I gawked at Randy’s hands. They were sturdy. They had been built for football.
“I know what you mean.” Helpless, I cringed and disengaged my twisted fingers from Mom’s hands. “Her hands are her superhero strength.”
My mother’s hands had always held my imagination sway. She was a magician with her cookies as her hands flew across the mixing bowl or dough to cut and roll or press and dust. Mom demonstrated a sleight of hand on par with Houdini in turning flour, sugar, and egg into memories I could not live without.
Her fingers were longer than mine. I verified that fact on numerous occasions. And often, I used that excuse when my cookies, ravioli, and meatballs didn’t measure up to hers. In truth, Mom spent a lifetime perfecting her feats, thus qualifying them as superhuman.
Mom’s superhero power did not mean she could close off a teenage mouth with a force field. She was not a shapeshifter unless you counted her six pregnancies. Nor did she move at great speeds unless she was caught in the rain after her hair appointment.
Mom’s superhero power had always been in her hands.
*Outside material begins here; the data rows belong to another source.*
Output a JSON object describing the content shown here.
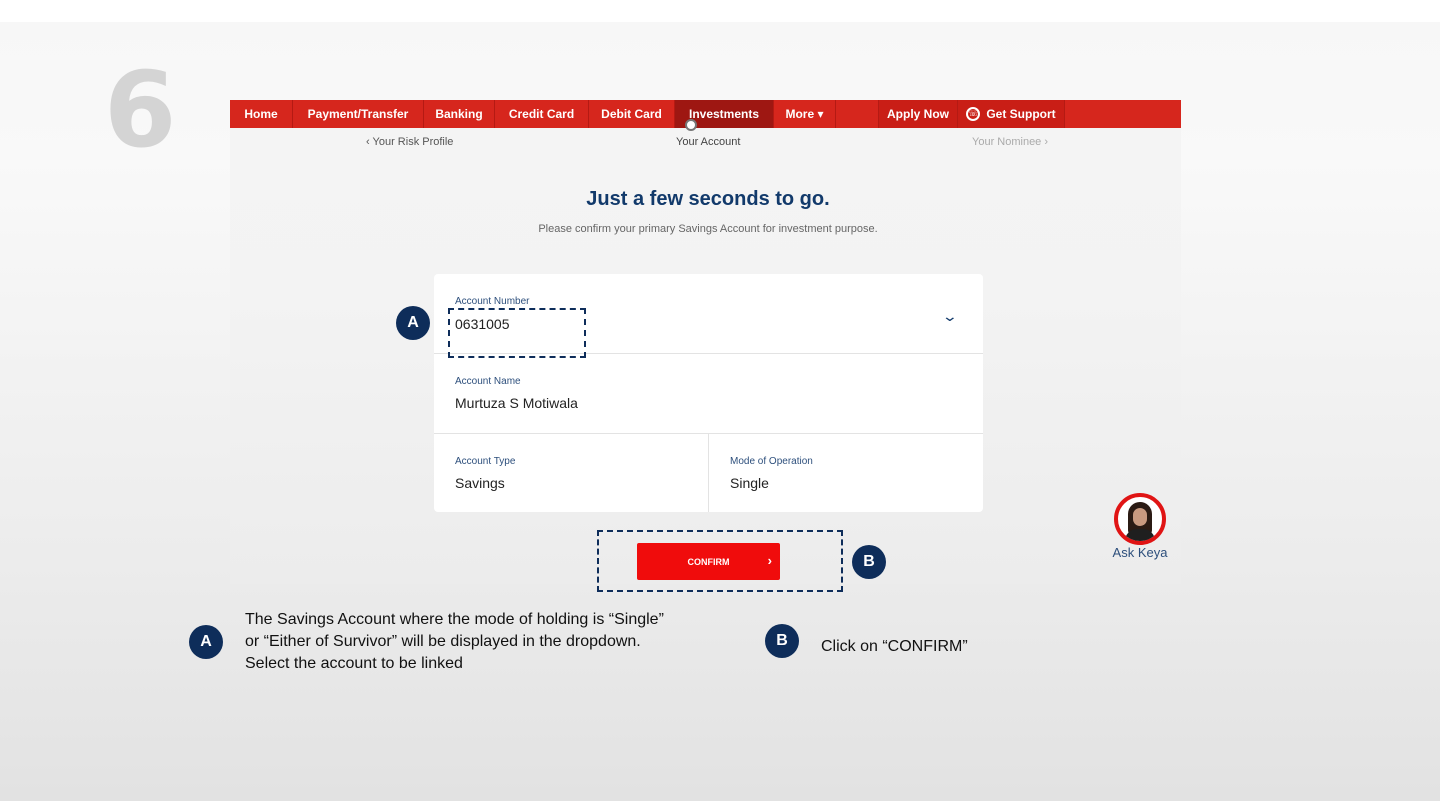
{
  "step_number": "6",
  "navbar": {
    "items": [
      "Home",
      "Payment/Transfer",
      "Banking",
      "Credit Card",
      "Debit Card",
      "Investments",
      "More ▾"
    ],
    "active": "Investments",
    "apply_now": "Apply Now",
    "get_support": "Get Support"
  },
  "steps": {
    "prev": "‹ Your Risk Profile",
    "current": "Your Account",
    "next": "Your Nominee ›"
  },
  "heading": "Just a few seconds to go.",
  "subheading": "Please confirm your primary Savings Account for investment purpose.",
  "form": {
    "account_number_label": "Account Number",
    "account_number_value": "0631005",
    "account_name_label": "Account Name",
    "account_name_value": "Murtuza S Motiwala",
    "account_type_label": "Account Type",
    "account_type_value": "Savings",
    "mode_label": "Mode of Operation",
    "mode_value": "Single"
  },
  "confirm_label": "CONFIRM",
  "ask_keya": "Ask Keya",
  "badges": {
    "a": "A",
    "b": "B"
  },
  "instructions": {
    "a": "The Savings Account where the mode of holding is “Single” or “Either of Survivor” will be displayed in the dropdown. Select the account to be linked",
    "b": "Click on “CONFIRM”"
  },
  "colors": {
    "nav_red": "#d6261d",
    "nav_active": "#9e1712",
    "confirm_red": "#f00c0c",
    "badge_navy": "#0e2d5a",
    "heading_blue": "#123a6b"
  }
}
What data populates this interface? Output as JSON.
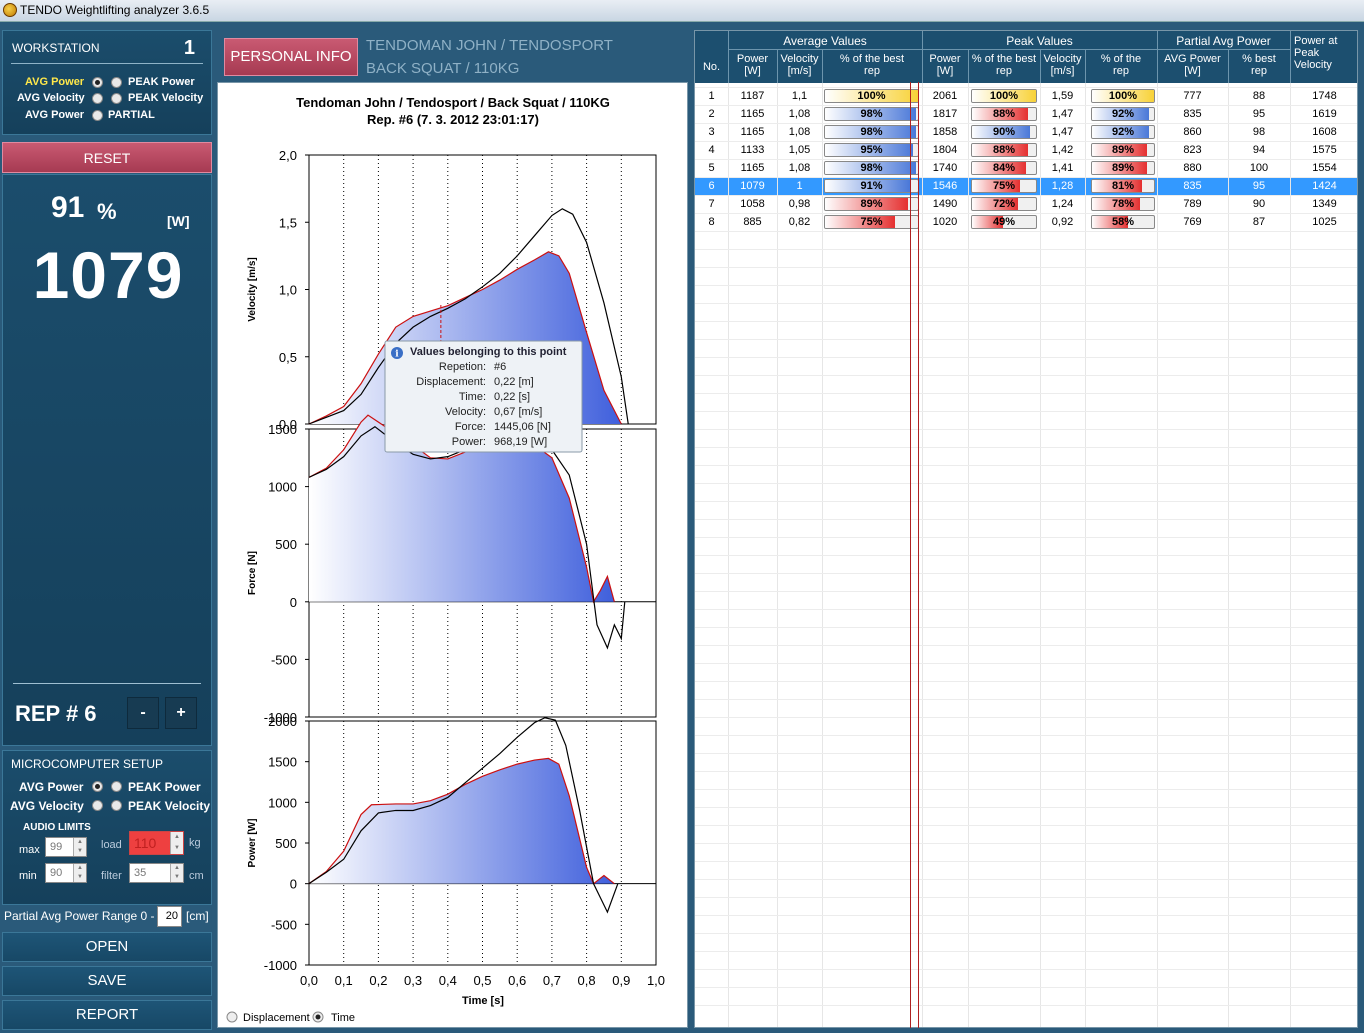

When she spanked us, or worse, wielded the wooden spoon. When she circled our mistakes on homework. When she hemmed or altered suit pants or communion dresses. When she neatly penned the names of every person on her Christmas card list, and it was a long list. When she dusted or mopped or rubbed Pledge on her coffee tables to shine the furniture.
And when she spoke or sang.
These days, Mom implemented “the death grip” as we walked in circles down the corridors of her home. She owned a walker, and following a fall or seizure, her therapist put that walker into practice. Mom no sooner wheeled it front of her, wondered off, and grasped the nearest set of hands or the handles of someone else’s wheelchair as a counterbalance to her toddling self.
When we left Randy and sat down, Mom reached for my hand, rubbed the soft hairs on my arms, and refused to release me to the outside world.
All Mom’s actions were tied up in her hands. When she avoided the mumbling resident by pushing her away. When, in anger, she squeezed my hand while I combed her hair because squeezing was her means of communication. When she pinched at clothes with sparkles or cookies sprinkled with colored sugar.
Even her baby doll was not immune to Mom’s grasp. Honestly, I often sought out Baby Doll to replace my own hands when my fingers ached from her crush.
For countless years, Mom used her hands to change the world through her baking and cooking and cuddling of grandchildren. She held on around life’s curves and now, clutched the hands of those who cared for her or could maneuver her in and out of the sun.
When Mom finally lets go, she will liberate what she prized for many decades. That is her super hero power. To hold on to whatever life has thrown at her, including a sometimes intransigent daughter, and still cling to love.